A= John will buy a burglar alarm by next year

and

B= John's home will be burglarized by next year.

Most people would say that

Pr(A|B) > Pr(A|-B) and Pr(B|-A) > Pr(B|A).

Note that in (A|B) the condition B is naturally taken to be the cause of A: John bought the alarm because his house was broken into. By contrast, in (A|-B), the condition -B is naturally taken to be diagnostic of A: the fact that John's house was not burglarized is taken as evidence for the claim that he has bought an alarm system. The same applies to the other two conitionals, where the first is causal and the second diagnostic. There is ample psychological evidence that we tend to favor causal over diagnostic inferences, and that's why most of us would say that Pr(A|B) > Pr(A|-B) and Pr(B|-A) > Pr(B|A).

However, this is wrong, that is, demonstrably in conflict with the rules of probability. Here is why.

 

We are going to prove that

Pr(A|B) > Pr(A|-B) if and only if Pr(B|A) > PR(B|-A)                                         (1)

To prove it, we need, first, to prove a lemma.

Lemma to be proved:

Pr(A|B) > Pr(A|-B) if and only if Pr(A|B) > Pr(A).                                               (2)          

First we prove that

If Pr(A|B) > Pr(A|-B), then Pr(A|B) > Pr(A).                                                       (3)

Proof:

i.                      Pr(A) =Pr(A&B) + Pr(A&-B)

This is because A is logically equivalent to (A&B) v (A& -B), and two logically equivalent statements have the same probability.

ii.                    Pr(A) = Pr(B) Pr(A|B) + Pr(-B) Pr(A|-B)

iii.                 Pr(A) < Pr(B) Pr(A|B) + Pr(-B) Pr (A|B)

We go from (ii) to (iii) simply by substituting Pr(A|B) in place of Pr(A|-B) in (ii).  Given (3), we change the "=" with "<".

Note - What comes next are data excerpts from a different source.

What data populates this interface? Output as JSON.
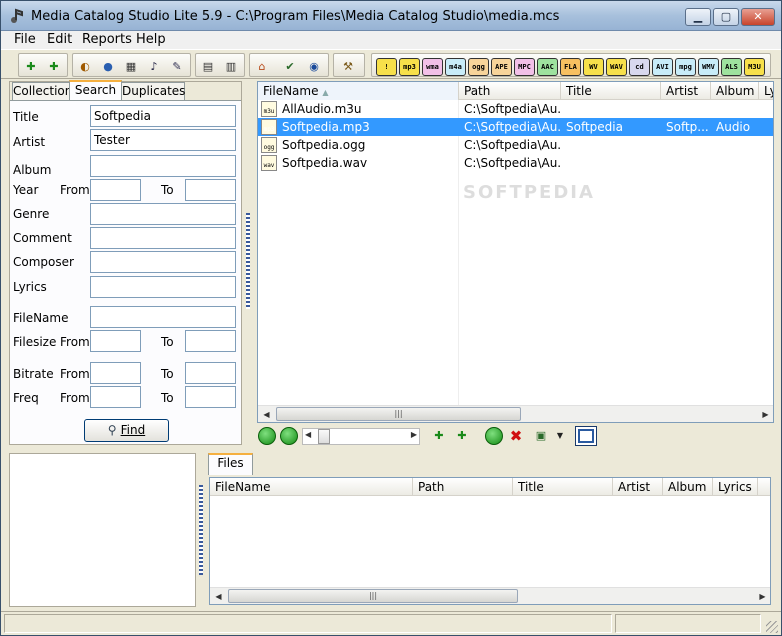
{
  "window": {
    "title": "Media Catalog Studio Lite 5.9 - C:\\Program Files\\Media Catalog Studio\\media.mcs",
    "minimize": "▁",
    "maximize": "▢",
    "close": "✕"
  },
  "menu": [
    "File",
    "Edit",
    "Reports",
    "Help"
  ],
  "formats": [
    {
      "label": "!",
      "color": "#f7e04a"
    },
    {
      "label": "mp3",
      "color": "#f7e04a"
    },
    {
      "label": "wma",
      "color": "#f2c0e8"
    },
    {
      "label": "m4a",
      "color": "#c8ecf8"
    },
    {
      "label": "ogg",
      "color": "#f7d49a"
    },
    {
      "label": "APE",
      "color": "#f7d49a"
    },
    {
      "label": "MPC",
      "color": "#f2c0e8"
    },
    {
      "label": "AAC",
      "color": "#9ee29e"
    },
    {
      "label": "FLA",
      "color": "#f7c060"
    },
    {
      "label": "WV",
      "color": "#f7e04a"
    },
    {
      "label": "WAV",
      "color": "#f7e04a"
    },
    {
      "label": "cd",
      "color": "#d8d8ee"
    },
    {
      "label": "AVI",
      "color": "#c8ecf8"
    },
    {
      "label": "mpg",
      "color": "#c8ecf8"
    },
    {
      "label": "WMV",
      "color": "#c8ecf8"
    },
    {
      "label": "ALS",
      "color": "#9ee29e"
    },
    {
      "label": "M3U",
      "color": "#f7e04a"
    }
  ],
  "tabs": [
    "Collection",
    "Search",
    "Duplicates"
  ],
  "search": {
    "title_label": "Title",
    "title_value": "Softpedia",
    "artist_label": "Artist",
    "artist_value": "Tester",
    "album_label": "Album",
    "year_label": "Year",
    "from": "From",
    "to": "To",
    "genre_label": "Genre",
    "comment_label": "Comment",
    "composer_label": "Composer",
    "lyrics_label": "Lyrics",
    "filename_label": "FileName",
    "filesize_label": "Filesize",
    "bitrate_label": "Bitrate",
    "freq_label": "Freq",
    "find_label": "Find"
  },
  "file_list": {
    "columns": [
      "FileName",
      "Path",
      "Title",
      "Artist",
      "Album",
      "Ly"
    ],
    "rows": [
      {
        "icon": "m3u",
        "name": "AllAudio.m3u",
        "path": "C:\\Softpedia\\Au...",
        "title": "",
        "artist": "",
        "album": "",
        "selected": false
      },
      {
        "icon": "mp3",
        "name": "Softpedia.mp3",
        "path": "C:\\Softpedia\\Au...",
        "title": "Softpedia",
        "artist": "Softp...",
        "album": "Audio",
        "selected": true
      },
      {
        "icon": "ogg",
        "name": "Softpedia.ogg",
        "path": "C:\\Softpedia\\Au...",
        "title": "",
        "artist": "",
        "album": "",
        "selected": false
      },
      {
        "icon": "wav",
        "name": "Softpedia.wav",
        "path": "C:\\Softpedia\\Au...",
        "title": "",
        "artist": "",
        "album": "",
        "selected": false
      }
    ]
  },
  "files_panel": {
    "tab": "Files",
    "columns": [
      "FileName",
      "Path",
      "Title",
      "Artist",
      "Album",
      "Lyrics"
    ]
  },
  "watermark": "SOFTPEDIA"
}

iv.                  Pr(A) < Pr(A|B) {Pr(B) + Pr(-B)}

v.                    Pr(A) < Pr(A|B).

We go from (iv) to (v) because Pr(B) + Pr(-B)=1.

Now we prove that

If Pr(A|B) > Pr(A), then Pr(A|B) > Pr(A|-B).                                                      (4)

Proof:

i.                      Pr(A) < Pr(A|B)

ii.                    Pr(A) < Pr(A|B) {Pr(B) + Pr(-B)}

iii.                 Pr(A) < Pr(B) Pr(A|B) + Pr(-B) Pr(A|B)

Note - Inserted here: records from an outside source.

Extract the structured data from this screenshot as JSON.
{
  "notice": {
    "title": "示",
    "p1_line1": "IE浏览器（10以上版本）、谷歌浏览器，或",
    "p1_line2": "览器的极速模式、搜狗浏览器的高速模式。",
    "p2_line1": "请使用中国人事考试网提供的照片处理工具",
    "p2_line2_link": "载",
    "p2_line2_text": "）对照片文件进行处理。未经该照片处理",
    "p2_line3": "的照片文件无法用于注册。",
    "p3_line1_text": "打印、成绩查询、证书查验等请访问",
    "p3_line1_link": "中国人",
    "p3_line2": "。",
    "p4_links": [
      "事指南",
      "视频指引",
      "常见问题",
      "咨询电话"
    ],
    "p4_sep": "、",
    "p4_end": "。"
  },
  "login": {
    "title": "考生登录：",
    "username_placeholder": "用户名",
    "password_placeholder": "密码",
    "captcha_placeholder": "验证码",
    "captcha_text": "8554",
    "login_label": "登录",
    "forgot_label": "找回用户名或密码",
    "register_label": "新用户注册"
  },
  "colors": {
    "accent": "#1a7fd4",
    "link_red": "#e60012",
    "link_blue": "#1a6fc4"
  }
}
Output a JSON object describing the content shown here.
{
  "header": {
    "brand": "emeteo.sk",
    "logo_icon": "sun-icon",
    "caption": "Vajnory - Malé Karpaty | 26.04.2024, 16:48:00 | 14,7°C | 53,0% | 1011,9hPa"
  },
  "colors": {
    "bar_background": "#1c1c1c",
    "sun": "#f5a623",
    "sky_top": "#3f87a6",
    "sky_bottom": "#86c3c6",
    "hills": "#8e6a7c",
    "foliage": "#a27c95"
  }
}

iv.                  Pr(A) = Pr(B) Pr(A|B) + Pr(-B) Pr(A|-B)

v.                    Pr(A|B) > Pr(A|-B).

We go from (iii)-(iv) to (v) because the right sides of (iii) and (iv) differ only in that (iii) has Pr(A|B) at the end and (iv) has Pr(A|-B).  

Since (3) and (4) together amount to (2), this concludes the proof the lemma.

Now we use the lemma to prove (1).

i.                      Pr(A|B) > Pr(A|-B)

ii.                    Pr(A|B) > Pr(A)                                        (By the lemma just proved)

iii.                 Pr(A&B)/Pr(B) > Pr(A)                        (Because Pr(A&B) = Pr(B) Pr(A|B)).

iv.                  Pr(A&B)/Pr(A) > Pr(B)                       (Algebra on (iii))

v.                    Pr(B|A) > Pr(B), QED.

Hence, it is wrong (contrary to the rules of probability) to believe both that Pr(A|B) > Pr(A|-B) and Pr(B|A) < Pr(B|-A). As usual, our intuitions about conditional probability lead us astray.